Step 6: The Skeleton: Part 5 - Complete

Now I checked to ensure everything moves smoothly. The easier everything moves the better, unless you plan on just making the skeleton. Which to me is still a pretty good ending

Step 7: Attaching the Rubber Bands and Strings.

OK from here is where things start getting a bit more difficult. I cut some rubber bands and glued them across the joints so that the parts that bend can be elastic. There after I made a small hole on each section close to their base. Then I put the wires in. This is just to ensure the wire does not just pull off when in use.
Next I bore a hole straight through each section ( except the first) large enough to fit a biro pipe. Next I cut a biro pipe into the hole and pass the string through. The next thing I did is a bit unnecessary. I cut another pipe and glued it in to guard the string. This part is a bit hard to see in the picture, sorry about that.
Please note that the sting in enters the wood from the front of the hand not the back.
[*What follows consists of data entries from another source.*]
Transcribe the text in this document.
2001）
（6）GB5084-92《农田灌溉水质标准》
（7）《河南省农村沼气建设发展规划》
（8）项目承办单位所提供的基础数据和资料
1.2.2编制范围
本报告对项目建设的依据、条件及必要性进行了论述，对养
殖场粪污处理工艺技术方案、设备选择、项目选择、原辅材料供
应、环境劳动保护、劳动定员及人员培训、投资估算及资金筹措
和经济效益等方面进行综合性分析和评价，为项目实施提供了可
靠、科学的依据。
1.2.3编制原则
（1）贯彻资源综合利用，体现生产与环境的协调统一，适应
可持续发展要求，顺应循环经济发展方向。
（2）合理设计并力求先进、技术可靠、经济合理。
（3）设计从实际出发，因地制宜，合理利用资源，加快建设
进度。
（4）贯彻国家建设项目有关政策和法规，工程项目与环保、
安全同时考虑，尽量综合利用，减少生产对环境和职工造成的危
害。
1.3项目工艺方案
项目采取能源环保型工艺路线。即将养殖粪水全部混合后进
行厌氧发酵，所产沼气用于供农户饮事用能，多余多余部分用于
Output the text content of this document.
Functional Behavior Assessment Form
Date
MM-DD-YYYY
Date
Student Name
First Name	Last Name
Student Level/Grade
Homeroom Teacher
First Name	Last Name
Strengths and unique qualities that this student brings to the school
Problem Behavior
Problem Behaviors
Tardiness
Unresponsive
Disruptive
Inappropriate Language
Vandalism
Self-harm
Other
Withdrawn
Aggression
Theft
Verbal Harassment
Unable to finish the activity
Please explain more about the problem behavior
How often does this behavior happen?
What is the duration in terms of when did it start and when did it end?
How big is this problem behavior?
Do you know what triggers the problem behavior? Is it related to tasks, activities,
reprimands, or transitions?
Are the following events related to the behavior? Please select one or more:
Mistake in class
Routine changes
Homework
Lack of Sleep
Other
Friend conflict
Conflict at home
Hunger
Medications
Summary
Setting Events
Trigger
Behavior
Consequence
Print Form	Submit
Step 8: Attaching the Rubber Bands and Strings: Part 2

At this point I noticed that not all the joints could not just so easily take a strip of rubber or two to be elastic.
So I kept working and looking for a way. Eventually I came up with the following:
1. Across the elbow I placed several strips of rubber across the joint and made its resting downwards with gravity
2. Across the wrist I put four strips at the back and at the front two on each edge instead of the centre making the centre position its rest ( so it can bend back and forth)
3. For the turning I made a groove for two strings to be able to go round it. One that then goes down through a pipe downwards to some strips glued stationary. The palm facing up became the rest position. The other string passes through another pipe on the opposite side to be used later.

Step 9: Tubing: Part 1

First I made what is in the first pic. It is what holds the hand to the base and support.
The flexible tubes used are from old wires. I got the wires and pulled the copper out of it. I discovered that wires with one thread were better. The entire process was stressful.

Step 10: Tubing: Part 2

The work of the flexible tube is to guard the wire and ensure that force would equal tension not change in position. As in if I pull without the wire or something to guard the wire the pull would not lead to any motion.
You might notice from the diagram that the first upper two sets of tubes are bent to the sides instead of straight back. This is because I discovered that the less complex the better. And that when I formally made the tubes go straight down the tubes would have to move at certain points and trying to correct that was getting too complex.
Sadly this affected the efficiency of the whole thing.

Step 11: Tubing: Part 3

So after placing the tubes in place, next is to arrange them in order to respect other joints.
1. I continued adjusting the tubes from the fingers until the other finger joints could move freely
2. I carved two wedges ( like right angle triangles and used it to pass the tubes from the wrist across the part that rotates. In such a way the tubes aren't touching the pipes
3. The then curved the tubes from the fingers and glued them together in sets then glued them under the wooden structure I earlier made.